Today [Thursday, October 26, 2017] is the 70th birthday of the 2016 Democratic nominee for president of the United States Hillary Clinton.
I acknowledge that.
And now I will move on to a subject which is worthy.
Tomorrow [Friday, October 27, 2017] is the first day of the 2017 Hallmark Channel “Countdown to Christmas.”
This is a two-month marathon, usually beginning with the last Friday of October or the first Friday of November, and running through Christmas. “Countdown to Christmas” typically concludes in the late hours on January 1 or 2 of the next year.
Hallmark Channel suspends much of its programming—most notably reruns of the Emmy winning, 1985–92 comedy series The Golden Girls—for this very special time of the year. Every year.
I love “Countdown to Christmas”!
I love this theme of Hallmark Channel original movies because I can avoid looking to real classic Christmas-themed movies like It’s a Wonderful Life (1946) and Scrooge because Hallmark originals tell stories that borrow from those titles and more.

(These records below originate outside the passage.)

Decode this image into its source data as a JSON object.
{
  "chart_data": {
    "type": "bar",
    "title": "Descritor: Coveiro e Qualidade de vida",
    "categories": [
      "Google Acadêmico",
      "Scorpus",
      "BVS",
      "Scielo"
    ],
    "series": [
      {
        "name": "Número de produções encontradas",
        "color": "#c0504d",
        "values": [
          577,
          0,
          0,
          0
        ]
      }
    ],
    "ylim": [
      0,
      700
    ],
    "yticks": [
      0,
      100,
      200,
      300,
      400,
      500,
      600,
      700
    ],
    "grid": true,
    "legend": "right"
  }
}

In 2012, NPR’s Linda Holmes, in a piece titled “Does Hallmark Have Basic Cable’s Most Efficiently Defined Brand?” wrote the following: “Hallmark manufactures [its original movies] like McDonald’s stamps out McNuggets: they’re decent, they’re satisfying in a superficial way, they’re bad for you in excess, and they’re reliably the same every single time.”
Thank God for that!
Now, it should be noted that, during November, there is usually one or two Thanksgiving-related original movies from Hallmark. So, even though big retail corporations are making their employees work Thanksgiving Day (you can never get an early start on Christmas!), Hallmark still acknowledges Thanksgiving.
In past years, quality Hallmark originals included Love at the Thanksgiving Day Parade, a 2012 screwball romantic comedy of an initial love-hate relationship whose leads (played by Autumn Reeser and Antonio Cupo) battle over how to budget Chicago’s annual parade of excesses; The Most Wonderful Time of the Year, a light 2008 comedy complete with the track of Andy Williams crooning, in which a visiting uncle and retired cop (Henry Winkler) matches his career-driven and single-mother niece (Brooke Burns) with a neer-do-well but aspiring chef (Warren Christie); and, for simpler tastes, The Christmas Card, a lovely 2006 film about an on-leave military man (John Newton) who is fated to meet the woman (Alice Evans) who writes letters to military servicemen—and she wrote one to him. Her father (an Emmy nominated Edward Asner), despite urging by his wife (Lois Nettleton) to not interfere, plays matchmaker. (The Christmas Card is the most in musts. Even Netflix added it to its catalog in 2015.)
Those flashes of quality are merely distractions.
Onto the usual substance.
What I look forward to the most is the reliability of frequent leading lady Lacey Chabert. She totally lives up to what Linda Holmes wrote. The former cast member of Fox’s 1994–2000 drama series Party of Five, and a co-star in the 2004 big-screen comedy Mean Girls, is the go-to romantic leading lady so sugary sweet in likewise reliable Hallmark Channel original movies. (Check her out in A Christmas Melody, from 2015, in which Chabert and Mariah Carey, who directed, are reunited ex-high-school classmates who renew their rivalry. Never mind that there is a 12-year age difference between the two actresses. And check her out in her next Hallmark original movie, The Sweetest Christmas, on Saturday, November 11, 2017 at 08:00 p.m. ET.) Lacey Chabert can never star in enough of these original Hallmarks.
May God bless Lacey Chabert!
May God bless Hallmark!
This is a network which does not serve the Democratic Party Establishment’s recent identity politics phenom. For example: The only blacks I have seen have played supporting roles—like second bananas—to white lead actors. (For example: Vivica A. Fox has been in at least two in which she plays—get this!—a sassy sidekick.) And there are no gay men or women—safe zone!—and certainly not in lead roles. (Blasphemy!)
Hallmark is a very Republican Party-friendly basic-cable network. So typically are its productions in Canada—for the taxes and overall budget costs—that a part of the fun with viewing and researching an original Hallmark movie is to find out which of the two leads was born in the United States. Why? That is because there must be some agreement with Canada that says one of its natural born actors and citizens, who U.S. audiences may or may not recognize, plays one of the two lead roles. (Patriotism!)
I am counting on the 2017 “Countdown to Christmas” to—once again—live up to the reputation one expects from Hallmark. While many of its stores have closed, partly due to undercutting store owners for Hallmark cards being sold in big retail stores like Kohl’s and Walmart—these original movies rage on.